It can be seen from the graph that people who register for the Internet service without signing up for other service packages are more likely to become churn. Besides that, group of people who subcribe for Streaming Movies and Streaming TV has the highest rate of Churn (30%).

Another hypothesis is that people using more additional services will tend to have smaller churn rate.

In [31]:
telecom_cust["No_AdditionalServices"] = (
        telecom_cust[['MultipleLines', 'OnlineSecurity' , 'OnlineBackup', 'DeviceProtection', 'TechSupport', 'StreamingTV', 'StreamingMovies' ]] == 'Yes').sum(axis = 1)
In [32]:
plt.figure(figsize= (8, 6))
sns.countplot(x = telecom_cust.No_AdditionalServices, hue = telecom_cust.Churn, palette = 'crest')
plt.title('Churn by Number of Additional Services', fontsize = 14)
plt.ylabel('Number of customers', fontsize = 13)
plt.xlabel('Number of Additional Services', fontsize = 13)
Out[32]:
Text(0.5, 0, 'Number of Additional Services')

It can be seen from the graph that people subcribed more service will have less likelihood to switch over to another service provider.

3.4.4. Payment method¶

In [33]:
sns.countplot(telecom_cust.PaymentMethod, hue = telecom_cust.Churn, palette = 'crest')
plt.title('Churn by Payment Method', fontsize = 14)
plt.ylabel('Number of customers', fontsize = 13)
plt.xlabel('Payment Method', fontsize = 13)
Out[33]:
Text(0.5, 0, 'Payment Method')

It is obvious that customers pay with Electronic check method are much more likely to switch over another service provider

Summary¶

After performing EDA to gain insights from the dataset, here are the noticable features that could help predict churned customers:

  • Customer that subcribed to the service longer will have much lower churn rate
  • Higher monthly charges will dicourage the customers to continue using the service
  • Senior citizens are more likely to churn than non-senior ones.
  • Churn rate for month-to-month contracts much higher that for other contract durations.
  • Moderately higher churn rate for customers without partners .
  • Much higher churn rate for customers without children .
  • Payment method electronic check shows much higher churn rate than other payment methods.
  • Customers using InternetService with fiber optic and PhoneService without Multiple Lines as part of their contract have much higher churn rate.
  • Customers do not register for addtional service packages have higher unsubcribed rate

Potential features:¶

  • Senior citizens
  • Month-to-Month Contract
  • Partners
  • Dependents
  • PaymentMethod
  • No Addtional services
  • Monthly Charges
  • Tenure
  • OnlineSecurity, OnlineBackup, DeviceProtection, TechSupport, StreamingTV

4. Feature Engineering¶

4.1. Transforming features¶

In this part, we will transform the categorical values. We have a lot of categorical variables, some are binary (Yes/No) while most contain three values (Yes/No/No Internet Service).

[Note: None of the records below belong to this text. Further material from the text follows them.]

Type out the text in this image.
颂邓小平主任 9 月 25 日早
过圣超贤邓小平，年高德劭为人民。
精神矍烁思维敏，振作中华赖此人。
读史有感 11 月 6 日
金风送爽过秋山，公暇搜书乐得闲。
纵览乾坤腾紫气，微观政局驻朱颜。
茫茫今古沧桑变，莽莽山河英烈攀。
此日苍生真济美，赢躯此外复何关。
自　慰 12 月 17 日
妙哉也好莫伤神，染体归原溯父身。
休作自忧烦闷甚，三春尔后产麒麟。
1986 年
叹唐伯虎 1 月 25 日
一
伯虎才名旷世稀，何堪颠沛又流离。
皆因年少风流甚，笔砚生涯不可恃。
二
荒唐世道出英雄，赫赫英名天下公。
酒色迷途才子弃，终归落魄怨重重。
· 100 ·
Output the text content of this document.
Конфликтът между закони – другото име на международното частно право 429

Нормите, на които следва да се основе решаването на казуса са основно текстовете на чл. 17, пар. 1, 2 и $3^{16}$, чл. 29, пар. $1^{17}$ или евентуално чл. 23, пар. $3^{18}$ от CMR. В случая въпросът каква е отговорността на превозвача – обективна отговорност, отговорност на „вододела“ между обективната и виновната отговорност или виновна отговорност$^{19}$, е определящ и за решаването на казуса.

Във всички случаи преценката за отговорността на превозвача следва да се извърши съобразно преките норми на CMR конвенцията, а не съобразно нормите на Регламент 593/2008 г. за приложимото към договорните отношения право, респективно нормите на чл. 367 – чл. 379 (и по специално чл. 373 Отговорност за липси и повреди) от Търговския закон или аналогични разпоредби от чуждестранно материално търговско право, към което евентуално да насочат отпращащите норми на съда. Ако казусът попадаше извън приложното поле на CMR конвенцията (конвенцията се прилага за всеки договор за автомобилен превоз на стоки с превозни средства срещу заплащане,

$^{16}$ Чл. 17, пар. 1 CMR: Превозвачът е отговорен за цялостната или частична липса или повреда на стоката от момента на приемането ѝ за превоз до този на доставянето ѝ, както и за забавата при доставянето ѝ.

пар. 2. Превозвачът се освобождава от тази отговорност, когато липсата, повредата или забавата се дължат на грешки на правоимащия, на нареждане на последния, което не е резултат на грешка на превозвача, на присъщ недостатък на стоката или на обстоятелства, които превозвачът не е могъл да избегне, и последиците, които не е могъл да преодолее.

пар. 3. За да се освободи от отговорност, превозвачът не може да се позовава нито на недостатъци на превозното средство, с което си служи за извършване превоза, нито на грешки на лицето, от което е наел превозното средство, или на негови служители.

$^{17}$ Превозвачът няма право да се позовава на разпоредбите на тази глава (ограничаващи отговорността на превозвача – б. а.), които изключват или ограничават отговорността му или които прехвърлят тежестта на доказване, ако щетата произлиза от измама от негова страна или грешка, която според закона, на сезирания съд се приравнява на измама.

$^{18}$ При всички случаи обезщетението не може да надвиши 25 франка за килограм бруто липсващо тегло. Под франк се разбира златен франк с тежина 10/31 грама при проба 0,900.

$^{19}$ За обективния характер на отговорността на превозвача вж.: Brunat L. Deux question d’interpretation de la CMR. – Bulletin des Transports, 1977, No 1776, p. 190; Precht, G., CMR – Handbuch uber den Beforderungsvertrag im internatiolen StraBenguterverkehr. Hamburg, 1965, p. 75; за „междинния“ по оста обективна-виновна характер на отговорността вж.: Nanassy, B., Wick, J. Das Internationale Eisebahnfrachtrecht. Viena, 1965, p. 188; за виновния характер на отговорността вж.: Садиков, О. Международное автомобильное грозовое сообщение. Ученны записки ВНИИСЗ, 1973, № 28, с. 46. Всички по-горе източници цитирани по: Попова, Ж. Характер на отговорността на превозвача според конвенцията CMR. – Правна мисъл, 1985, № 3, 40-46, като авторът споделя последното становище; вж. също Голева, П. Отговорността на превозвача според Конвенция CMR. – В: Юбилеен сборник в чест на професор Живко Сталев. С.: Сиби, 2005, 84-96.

We will create a separate dataframe to store ONLY transformed categorical variables.

Remove "customerID" feature¶

First, we remove the customerID column because it is unique for every customer and it does not help to predict the probability of churning.

In [34]:
df2 = telecom_cust.iloc[:,1:]
In [35]:
df2
Out[35]:
gender SeniorCitizen Partner Dependents tenure PhoneService MultipleLines InternetService OnlineSecurity OnlineBackup DeviceProtection TechSupport StreamingTV StreamingMovies Contract PaperlessBilling PaymentMethod MonthlyCharges TotalCharges Churn No_AdditionalServices
0 Female 0 Yes No 1 No No phone service DSL No Yes No No No No Month-to-month Yes Electronic check 29.85 29.85 No 1
1 Male 0 No No 34 Yes No DSL Yes No Yes No No No One year No Mailed check 56.95 1889.50 No 2
2 Male 0 No No 2 Yes No DSL Yes Yes No No No No Month-to-month Yes Mailed check 53.85 108.15 Yes 2
3 Male 0 No No 45 No No phone service DSL Yes No Yes Yes No No One year No Bank transfer (automatic) 42.30 1840.75 No 3
4 Female 0 No No 2 Yes No Fiber optic No No No No No No Month-to-month Yes Electronic check 70.70 151.65 Yes 0
... ... ... ... ... ... ... ... ... ... ... ... ... ... ... ... ... ... ... ... ... ...
7027 Male 0 Yes Yes 24 Yes Yes DSL Yes No Yes Yes Yes Yes One year Yes Mailed check 84.80 1990.50 No 6
7028 Female 0 Yes Yes 72 Yes Yes Fiber optic No Yes Yes No Yes Yes One year Yes Credit card (automatic) 103.20 7362.90 No 5
7029 Female 0 Yes Yes 11 No No phone service DSL Yes No No No No No Month-to-month Yes Electronic check 29.60 346.45 No 1
7030 Male 1 Yes No 4 Yes Yes Fiber optic No No No No No No Month-to-month Yes Mailed check 74.40 306.60 Yes 1
7031 Male 0 No No 66 Yes No Fiber optic Yes No Yes Yes Yes Yes Two year Yes Bank transfer (automatic) 105.65 6844.50 No 5

7032 rows × 21 columns

Transform categorical variables into columns with binary values 0, 1¶

Next, we transform the values "Yes", "No" in the Churn column into binary values 0,1.

In [36]:
df2['Churn'].replace(to_replace='Yes', value=1, inplace=True)
df2['Churn'].replace(to_replace='No',  value=0, inplace=True)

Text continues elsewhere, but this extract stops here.